Boris Johnson has revised a number of testing policies in an attempt to reduce the disruption caused by Covid isolation measures.

In a boost to the aviation industry, travellers to England will no longer need to take a pre-departure test – an increasingly pointless measure when cases in UK are already so high. 

Ministers have also announced that asymptomatic individuals who receive a positive lateral flow test can start isolation straight away, instead of waiting for a PCR test. This should reduce isolation time, helping to alleviate the staff shortage crisis. 

Additionally, the government is ramping up testing for 100,00 key workers, who will now be required to take daily tests for the next five weeks. The hope is that infections will be caught early, thus avoiding spread amongst colleagues although it could also result in more asymptomatic individuals being off work. 

While these are all positive moves, what is the longer term strategy for testing? And when will testing stop? 

Around a third of those with Covid don’t experience any symptoms. Which begs the question, at what point does asymptomatic testing do more harm than good? And should we still be forcing those who aren’t unwell to isolate? 

As Dr Max Pemberton, psychiatrist and medical writer, argues: “The nation has sleepwalked into a gigantic, expensive mass-screening programme – without properly considering whether it is justified or when it might stop.”

The government was under huge pressure to ramp up testing at the start of the pandemic, and rightly so.

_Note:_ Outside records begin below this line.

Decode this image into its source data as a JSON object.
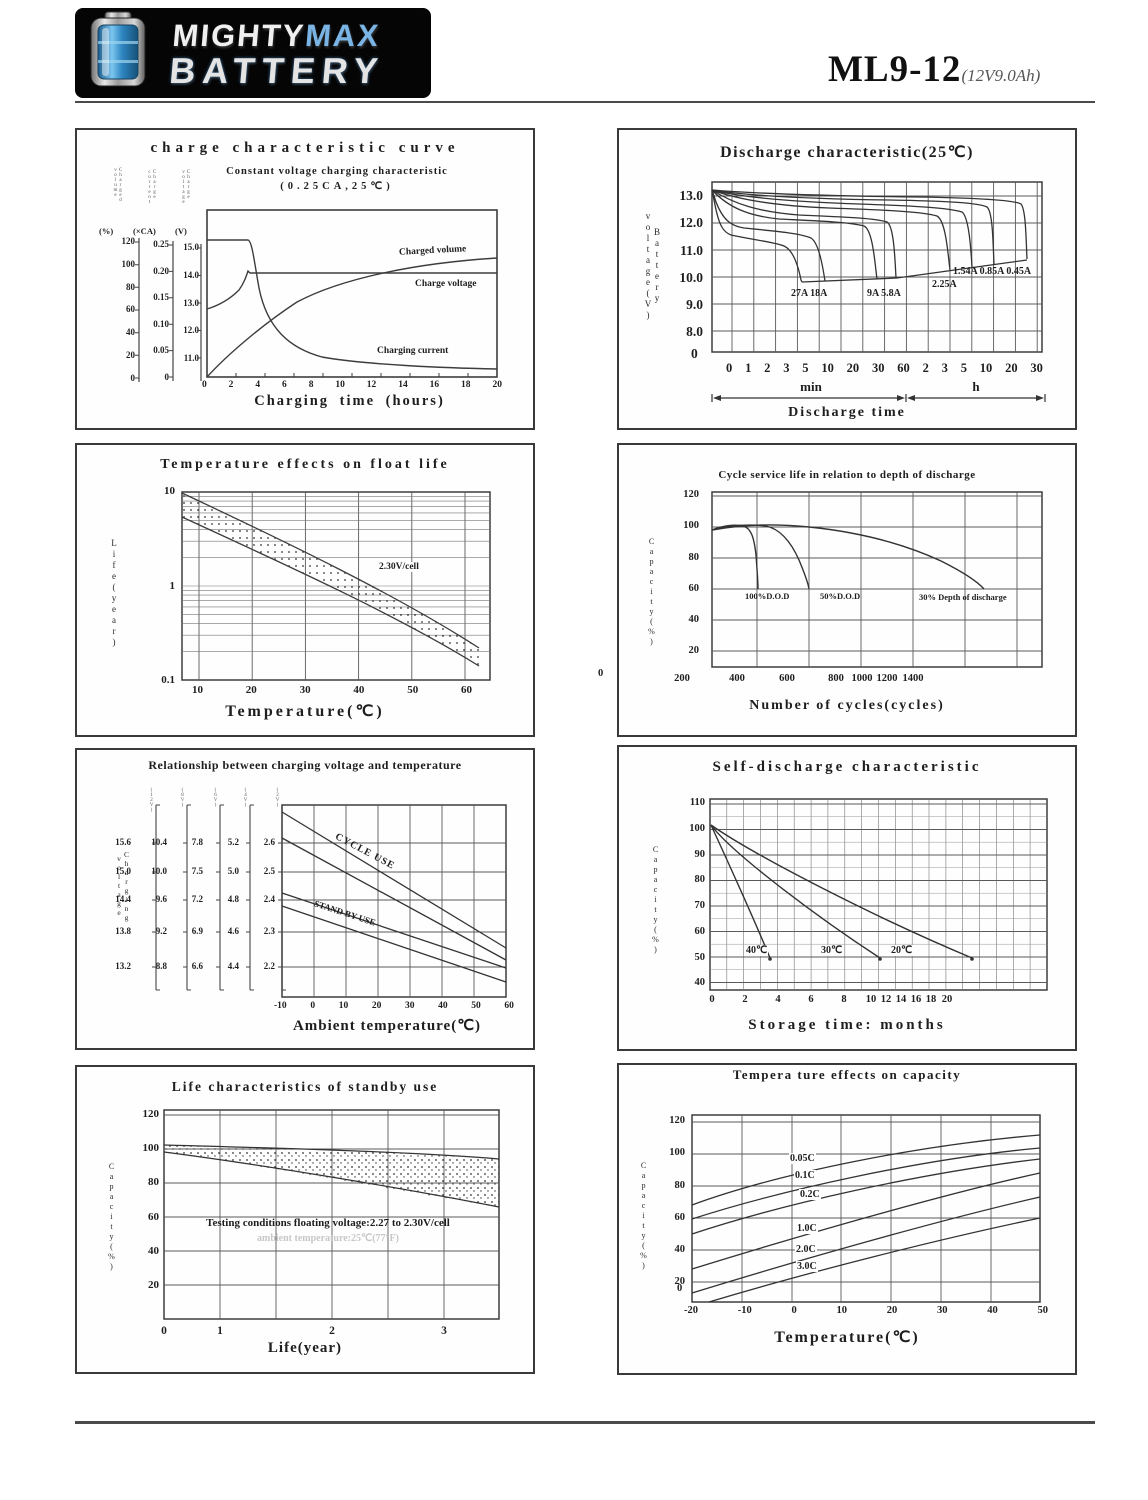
{
  "header": {
    "logo_line1_part1": "MIGHTY",
    "logo_line1_part2": "MAX",
    "logo_line2": "BATTERY",
    "model": "ML9-12",
    "spec": "(12V9.0Ah)"
  },
  "charts": {
    "charge": {
      "title": "charge characteristic curve",
      "subtitle1": "Constant voltage charging characteristic",
      "subtitle2": "(0.25CA,25℃)",
      "axis_pct_unit": "(%)",
      "axis_ca_unit": "(×CA)",
      "axis_v_unit": "(V)",
      "axis_pct_name": "Charged volume",
      "axis_ca_name": "Charge current",
      "axis_v_name": "Charge voltage",
      "pct_ticks": [
        "120",
        "100",
        "80",
        "60",
        "40",
        "20",
        "0"
      ],
      "ca_ticks": [
        "0.25",
        "0.20",
        "0.15",
        "0.10",
        "0.05",
        "0"
      ],
      "v_ticks": [
        "15.0",
        "14.0",
        "13.0",
        "12.0",
        "11.0"
      ],
      "x_ticks": [
        "0",
        "2",
        "4",
        "6",
        "8",
        "10",
        "12",
        "14",
        "16",
        "18",
        "20"
      ],
      "xlabel": "Charging time (hours)",
      "label_charged_volume": "Charged volume",
      "label_charge_voltage": "Charge voltage",
      "label_charging_current": "Charging current"
    },
    "discharge": {
      "title": "Discharge characteristic(25℃)",
      "ylabel_vertical": "Battery voltage(V)",
      "y_ticks": [
        "13.0",
        "12.0",
        "11.0",
        "10.0",
        "9.0",
        "8.0"
      ],
      "y_zero": "0",
      "x_ticks": [
        "0",
        "1",
        "2",
        "3",
        "5",
        "10",
        "20",
        "30",
        "60",
        "2",
        "3",
        "5",
        "10",
        "20",
        "30"
      ],
      "unit_min": "min",
      "unit_h": "h",
      "xlabel": "Discharge time",
      "label_27_18": "27A 18A",
      "label_9_58": "9A 5.8A",
      "label_225": "2.25A",
      "label_small": "1.54A 0.85A 0.45A"
    },
    "float_life": {
      "title": "Temperature effects on float life",
      "ylabel_vertical": "Life(year)",
      "y_ticks": [
        "10",
        "1",
        "0.1"
      ],
      "x_ticks": [
        "10",
        "20",
        "30",
        "40",
        "50",
        "60"
      ],
      "xlabel": "Temperature(℃)",
      "band_label": "2.30V/cell"
    },
    "cycle_life": {
      "title": "Cycle service life in relation to depth of discharge",
      "ylabel_vertical": "Capacity(%)",
      "y_ticks": [
        "120",
        "100",
        "80",
        "60",
        "40",
        "20"
      ],
      "origin_label": "0",
      "x_ticks": [
        "200",
        "400",
        "600",
        "800",
        "1000",
        "1200",
        "1400"
      ],
      "xlabel": "Number of cycles(cycles)",
      "label_100": "100%D.O.D",
      "label_50": "50%D.O.D",
      "label_30": "30% Depth of discharge"
    },
    "charge_voltage_temp": {
      "title": "Relationship between charging voltage and temperature",
      "ylabel_vertical": "Charging voltage",
      "axis_tops": [
        "(12V)",
        "(8V)",
        "(6V)",
        "(4V)",
        "(2V)"
      ],
      "rows": [
        [
          "15.6",
          "10.4",
          "7.8",
          "5.2",
          "2.6"
        ],
        [
          "15.0",
          "10.0",
          "7.5",
          "5.0",
          "2.5"
        ],
        [
          "14.4",
          "9.6",
          "7.2",
          "4.8",
          "2.4"
        ],
        [
          "13.8",
          "9.2",
          "6.9",
          "4.6",
          "2.3"
        ],
        [
          "13.2",
          "8.8",
          "6.6",
          "4.4",
          "2.2"
        ]
      ],
      "x_ticks": [
        "-10",
        "0",
        "10",
        "20",
        "30",
        "40",
        "50",
        "60"
      ],
      "xlabel": "Ambient temperature(℃)",
      "label_cycle": "CYCLE USE",
      "label_standby": "STAND BY USE"
    },
    "self_discharge": {
      "title": "Self-discharge characteristic",
      "ylabel_vertical": "Capacity(%)",
      "y_ticks": [
        "110",
        "100",
        "90",
        "80",
        "70",
        "60",
        "50",
        "40"
      ],
      "x_ticks": [
        "0",
        "2",
        "4",
        "6",
        "8",
        "10",
        "12",
        "14",
        "16",
        "18",
        "20"
      ],
      "xlabel": "Storage time: months",
      "label_40": "40℃",
      "label_30": "30℃",
      "label_20": "20℃"
    },
    "standby_life": {
      "title": "Life characteristics of standby use",
      "ylabel_vertical": "Capacity(%)",
      "y_ticks": [
        "120",
        "100",
        "80",
        "60",
        "40",
        "20"
      ],
      "x_ticks": [
        "0",
        "1",
        "2",
        "3"
      ],
      "xlabel": "Life(year)",
      "note1": "Testing conditions floating voltage:2.27 to 2.30V/cell",
      "note2": "ambient temperature:25℃(77°F)"
    },
    "temp_capacity": {
      "title": "Tempera ture effects on capacity",
      "ylabel_vertical": "Capacity(%)",
      "y_ticks": [
        "120",
        "100",
        "80",
        "60",
        "40",
        "20"
      ],
      "y_zero": "0",
      "x_ticks": [
        "-20",
        "-10",
        "0",
        "10",
        "20",
        "30",
        "40",
        "50"
      ],
      "xlabel": "Temperature(℃)",
      "curve_labels": [
        "0.05C",
        "0.1C",
        "0.2C",
        "1.0C",
        "2.0C",
        "3.0C"
      ]
    }
  },
  "chart_data": [
    {
      "type": "line",
      "title": "charge characteristic curve",
      "subtitle": "Constant voltage charging characteristic (0.25CA, 25C)",
      "xlabel": "Charging time (hours)",
      "x_range": [
        0,
        20
      ],
      "axes": {
        "charged_volume_pct": [
          0,
          120
        ],
        "charge_current_CA": [
          0,
          0.25
        ],
        "charge_voltage_V": [
          11,
          15
        ]
      },
      "series": [
        {
          "name": "Charged volume (%)",
          "x": [
            0,
            2,
            4,
            6,
            8,
            10,
            12,
            14,
            16,
            18,
            20
          ],
          "y": [
            0,
            25,
            47,
            62,
            74,
            82,
            88,
            93,
            96,
            99,
            102
          ]
        },
        {
          "name": "Charge voltage (V)",
          "x": [
            0,
            1,
            2,
            2.5,
            3,
            4,
            20
          ],
          "y": [
            12.55,
            12.8,
            13.2,
            13.6,
            13.85,
            13.85,
            13.85
          ]
        },
        {
          "name": "Charging current (CA)",
          "x": [
            0,
            3,
            4,
            6,
            8,
            12,
            16,
            20
          ],
          "y": [
            0.25,
            0.25,
            0.17,
            0.11,
            0.08,
            0.05,
            0.03,
            0.025
          ]
        }
      ]
    },
    {
      "type": "line",
      "title": "Discharge characteristic (25C)",
      "ylabel": "Battery voltage (V)",
      "xlabel": "Discharge time",
      "y_ticks": [
        13,
        12,
        11,
        10,
        9,
        8,
        0
      ],
      "x_ticks_min": [
        0,
        1,
        2,
        3,
        5,
        10,
        20,
        30,
        60
      ],
      "x_ticks_h": [
        2,
        3,
        5,
        10,
        20,
        30
      ],
      "series": [
        {
          "name": "27A",
          "plateau_v": 11.6,
          "cutoff_time": "4-6 min",
          "end_v": 9.7
        },
        {
          "name": "18A",
          "plateau_v": 11.85,
          "cutoff_time": "14 min",
          "end_v": 9.75
        },
        {
          "name": "9A",
          "plateau_v": 12.1,
          "cutoff_time": "35 min",
          "end_v": 9.8
        },
        {
          "name": "5.8A",
          "plateau_v": 12.2,
          "cutoff_time": "55 min",
          "end_v": 9.85
        },
        {
          "name": "2.25A",
          "plateau_v": 12.5,
          "cutoff_time": "3.3 h",
          "end_v": 10.1
        },
        {
          "name": "1.54A",
          "plateau_v": 12.6,
          "cutoff_time": "5 h",
          "end_v": 10.2
        },
        {
          "name": "0.85A",
          "plateau_v": 12.75,
          "cutoff_time": "10 h",
          "end_v": 10.35
        },
        {
          "name": "0.45A",
          "plateau_v": 12.9,
          "cutoff_time": "20 h",
          "end_v": 10.5
        }
      ]
    },
    {
      "type": "area",
      "title": "Temperature effects on float life",
      "xlabel": "Temperature (C)",
      "ylabel": "Life (year)",
      "y_scale": "log",
      "y_range": [
        0.1,
        10
      ],
      "x_range": [
        5,
        65
      ],
      "band_label": "2.30V/cell",
      "band_upper": {
        "x": [
          5,
          20,
          40,
          60
        ],
        "y": [
          10,
          5.5,
          1.7,
          0.55
        ]
      },
      "band_lower": {
        "x": [
          5,
          20,
          40,
          60
        ],
        "y": [
          6.5,
          3.6,
          1.05,
          0.37
        ]
      }
    },
    {
      "type": "line",
      "title": "Cycle service life in relation to depth of discharge",
      "xlabel": "Number of cycles (cycles)",
      "ylabel": "Capacity (%)",
      "y_range": [
        0,
        120
      ],
      "series": [
        {
          "name": "100% D.O.D",
          "x": [
            250,
            350,
            400,
            450,
            500
          ],
          "y": [
            98,
            100,
            95,
            80,
            60
          ]
        },
        {
          "name": "50% D.O.D",
          "x": [
            250,
            450,
            550,
            650,
            700
          ],
          "y": [
            98,
            97,
            90,
            75,
            60
          ]
        },
        {
          "name": "30% Depth of discharge",
          "x": [
            250,
            600,
            800,
            1000,
            1200,
            1450
          ],
          "y": [
            98,
            96,
            92,
            85,
            75,
            60
          ]
        }
      ]
    },
    {
      "type": "area",
      "title": "Relationship between charging voltage and temperature",
      "xlabel": "Ambient temperature (C)",
      "x_range": [
        -10,
        60
      ],
      "v_per_cell_ticks": [
        2.6,
        2.5,
        2.4,
        2.3,
        2.2
      ],
      "battery_scales": {
        "12V": [
          15.6,
          15.0,
          14.4,
          13.8,
          13.2
        ],
        "8V": [
          10.4,
          10.0,
          9.6,
          9.2,
          8.8
        ],
        "6V": [
          7.8,
          7.5,
          7.2,
          6.9,
          6.6
        ],
        "4V": [
          5.2,
          5.0,
          4.8,
          4.6,
          4.4
        ],
        "2V": [
          2.6,
          2.5,
          2.4,
          2.3,
          2.2
        ]
      },
      "bands": [
        {
          "name": "CYCLE USE",
          "v_per_cell_at_-10C": [
            2.6,
            2.63
          ],
          "v_per_cell_at_60C": [
            2.22,
            2.26
          ]
        },
        {
          "name": "STAND BY USE",
          "v_per_cell_at_-10C": [
            2.38,
            2.43
          ],
          "v_per_cell_at_60C": [
            2.16,
            2.2
          ]
        }
      ]
    },
    {
      "type": "line",
      "title": "Self-discharge characteristic",
      "xlabel": "Storage time: months",
      "ylabel": "Capacity (%)",
      "y_range": [
        40,
        110
      ],
      "series": [
        {
          "name": "40C",
          "x": [
            0,
            1,
            3,
            5
          ],
          "y": [
            100,
            92,
            72,
            49
          ]
        },
        {
          "name": "30C",
          "x": [
            0,
            2,
            6,
            10.5
          ],
          "y": [
            100,
            92,
            71,
            49
          ]
        },
        {
          "name": "20C",
          "x": [
            0,
            4,
            12,
            20.5
          ],
          "y": [
            100,
            91,
            70,
            49
          ]
        }
      ]
    },
    {
      "type": "area",
      "title": "Life characteristics of standby use",
      "xlabel": "Life (year)",
      "ylabel": "Capacity (%)",
      "y_range": [
        0,
        120
      ],
      "band_upper": {
        "x": [
          0,
          1,
          2,
          3,
          3.5
        ],
        "y": [
          100,
          99,
          98,
          97,
          95
        ]
      },
      "band_lower": {
        "x": [
          0,
          1,
          2,
          3,
          3.5
        ],
        "y": [
          97,
          90,
          82,
          74,
          67
        ]
      },
      "notes": [
        "Testing conditions floating voltage:2.27 to 2.30V/cell",
        "ambient temperature:25C(77F)"
      ]
    },
    {
      "type": "line",
      "title": "Temperature effects on capacity",
      "xlabel": "Temperature (C)",
      "ylabel": "Capacity (%)",
      "y_range": [
        0,
        120
      ],
      "series": [
        {
          "name": "0.05C",
          "x": [
            -20,
            0,
            20,
            50
          ],
          "y": [
            68,
            85,
            98,
            112
          ]
        },
        {
          "name": "0.1C",
          "x": [
            -20,
            0,
            20,
            50
          ],
          "y": [
            59,
            77,
            92,
            104
          ]
        },
        {
          "name": "0.2C",
          "x": [
            -20,
            0,
            20,
            50
          ],
          "y": [
            50,
            68,
            84,
            97
          ]
        },
        {
          "name": "1.0C",
          "x": [
            -20,
            0,
            20,
            50
          ],
          "y": [
            28,
            48,
            68,
            88
          ]
        },
        {
          "name": "2.0C",
          "x": [
            -20,
            0,
            20,
            50
          ],
          "y": [
            13,
            33,
            53,
            73
          ]
        },
        {
          "name": "3.0C",
          "x": [
            -17,
            0,
            20,
            50
          ],
          "y": [
            0,
            20,
            40,
            60
          ]
        }
      ]
    }
  ]
}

Without vaccines, it was imperative to know who had contracted the virus. 

But much has changed since then. Over 95% of the adult population is now thought to have some immunity to the virus. 

As Professor Sir John Bell, regius professor of medicine at Oxford University puts it: “The horrific scenes that we saw a year ago of intensive care units being full, lots of people dying prematurely, that is now history, in my view, and I think we should be reassured that that’s likely to continue.”

That doesn’t mean the virus will go away. But we should be allowed to return to pre-Covid life now that the virus is endemic. As Paul Hunter, a professor in medicine at the University of East Anglia, says: “We’re going to have to let people who are positive with Covid go about their normal lives as they would do with any other cold.”

Per head of population, the UK has now conducted more than double the number of tests as the French or Americans have, and over four times that of the Germans. But once the virus becomes endemic – as seems to be the case – is mass-testing still justifiable? 

Dr Pemberton says we must loosen isolation rules for medics: “Just before Christmas an entire week passed in which not a single junior doctor was working on the ward where I practise,” he explains. All had either tested positive, lived with someone with Omicron or were waiting for a PCR test result. “But not one of these doctors was actually ill.”

Similarly, the Royal College of Paediatrics and Child Health has called for a halt to the routine testing of children in schools, suggesting pupils should simply stay at home if unwell. 

Viruses such as influenza, RSV and enterovirus spread through schools every winter. If we screened all pupils for them and enforced isolation, we might prevent a number of deaths in the overall population. But we don’t because to do so would be incredible disruptive, and it wouldn’t feel like a proportionate response. 

The big question now facing the government is when to call a halt to testing. After the last two years of scaring the public, convincing everyone that those who test positive with Covid should we allowed to get on with their lives will require a huge shift in thinking.